Зато Марк Бернес, Михаил Жаров, Алексей Баталов и Татьяна Самойлова были всегда рядом — в телевизоре, после программы «Время». Фильмы Василия Шукшина, Ильи Авербаха и Глеба Панфилова шли в кинотеатрах, а «Зеркало» или «20 дней без войны» можно было поймать в окраинном Доме культуры, один сеанс в неделю.
Если отставить лирику, «Чапаев» вырос из семитомной энциклопедии «Новейшая история отечественного кино», созданной журналом «Сеанс» на рубеже девяностых и нулевых. В основу этого издания был положен структурный принцип «кино и контекст». Он же сохранен и в новой инкарнации — проекте «Чапаев». 20 лет назад такая структура казалась новаторством, сегодня — это насущная необходимость, так как культурные и исторические контексты ушедшей эпохи сегодня с трудом считываются зрителем.
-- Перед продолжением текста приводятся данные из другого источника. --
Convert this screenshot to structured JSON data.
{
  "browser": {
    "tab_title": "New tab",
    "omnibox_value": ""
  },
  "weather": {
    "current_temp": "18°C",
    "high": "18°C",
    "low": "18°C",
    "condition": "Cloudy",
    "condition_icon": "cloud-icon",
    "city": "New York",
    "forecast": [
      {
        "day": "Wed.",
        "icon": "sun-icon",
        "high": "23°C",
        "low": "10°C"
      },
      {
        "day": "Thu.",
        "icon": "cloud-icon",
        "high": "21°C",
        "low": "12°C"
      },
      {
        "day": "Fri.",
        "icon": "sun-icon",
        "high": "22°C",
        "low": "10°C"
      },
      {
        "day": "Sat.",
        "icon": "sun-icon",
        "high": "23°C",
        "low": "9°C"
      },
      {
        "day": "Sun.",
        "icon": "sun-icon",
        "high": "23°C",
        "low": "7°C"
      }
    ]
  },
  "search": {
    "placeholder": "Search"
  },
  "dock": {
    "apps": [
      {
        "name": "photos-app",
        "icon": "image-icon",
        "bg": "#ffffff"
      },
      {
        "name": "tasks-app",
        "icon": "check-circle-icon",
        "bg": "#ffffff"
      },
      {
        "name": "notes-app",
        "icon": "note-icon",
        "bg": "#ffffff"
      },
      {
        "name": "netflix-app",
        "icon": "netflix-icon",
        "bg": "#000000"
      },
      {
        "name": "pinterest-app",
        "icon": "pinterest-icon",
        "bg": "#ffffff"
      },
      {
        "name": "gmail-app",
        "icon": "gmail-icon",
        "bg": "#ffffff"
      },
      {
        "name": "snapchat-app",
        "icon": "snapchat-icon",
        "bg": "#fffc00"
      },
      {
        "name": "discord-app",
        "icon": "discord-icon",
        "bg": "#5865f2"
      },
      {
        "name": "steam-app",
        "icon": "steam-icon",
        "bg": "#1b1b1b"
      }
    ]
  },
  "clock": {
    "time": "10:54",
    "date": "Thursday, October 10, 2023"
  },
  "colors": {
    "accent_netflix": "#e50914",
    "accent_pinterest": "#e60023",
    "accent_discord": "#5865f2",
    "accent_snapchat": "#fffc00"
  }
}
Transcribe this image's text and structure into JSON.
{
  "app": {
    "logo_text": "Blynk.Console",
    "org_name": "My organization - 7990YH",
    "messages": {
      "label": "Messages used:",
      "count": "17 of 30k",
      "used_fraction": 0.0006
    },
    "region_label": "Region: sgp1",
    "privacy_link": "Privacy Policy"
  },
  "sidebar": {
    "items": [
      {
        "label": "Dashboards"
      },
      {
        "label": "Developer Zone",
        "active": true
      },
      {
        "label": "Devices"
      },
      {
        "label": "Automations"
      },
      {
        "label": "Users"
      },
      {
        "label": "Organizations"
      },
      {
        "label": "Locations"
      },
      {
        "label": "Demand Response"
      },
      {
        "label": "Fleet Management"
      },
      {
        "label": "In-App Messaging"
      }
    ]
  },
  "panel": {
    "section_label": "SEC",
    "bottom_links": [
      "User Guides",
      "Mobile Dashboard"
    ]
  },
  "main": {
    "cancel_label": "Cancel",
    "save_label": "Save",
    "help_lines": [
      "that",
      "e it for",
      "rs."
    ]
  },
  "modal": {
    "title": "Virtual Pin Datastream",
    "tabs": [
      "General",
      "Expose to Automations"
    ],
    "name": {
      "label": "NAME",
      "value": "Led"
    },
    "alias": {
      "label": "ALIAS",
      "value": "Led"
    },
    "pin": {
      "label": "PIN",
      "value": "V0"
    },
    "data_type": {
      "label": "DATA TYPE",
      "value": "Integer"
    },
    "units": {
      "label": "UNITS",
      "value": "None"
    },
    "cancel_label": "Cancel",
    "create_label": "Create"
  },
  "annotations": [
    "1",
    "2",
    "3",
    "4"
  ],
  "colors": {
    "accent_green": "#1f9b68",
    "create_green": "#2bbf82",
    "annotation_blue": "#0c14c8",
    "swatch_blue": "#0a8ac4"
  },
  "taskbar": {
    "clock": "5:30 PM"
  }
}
«Чапаев» — не только о кино, но о Советском Союзе, дореволюционной и современной России. Это образовательный, энциклопедический, научно-исследовательский проект. До сих пор в истории нашего кино огромное количество белых пятен и неизученных тем. Эйзенштейн, Вертов, Довженко, Ромм, Барнет и Тарковский исследованы и описаны в многочисленных статьях и монографиях, киноавангард 1920-х и «оттепель» изучены со всех сторон, но огромная часть материка под названием Отечественное кино пока terra incognita. Поэтому для нас так важен спецпроект «Свидетели, участники и потомки», для которого мы записываем живых участников кинопроцесса, а также детей и внуков советских кинематографистов. По той же причине для нас так важна помощь главных партнеров: Госфильмофонда России, РГАКФД (Красногорский архив), РГАЛИ, ВГИК (Кабинет отечественного кино), Музея кино, музея «Мосфильма» и музея «Ленфильма».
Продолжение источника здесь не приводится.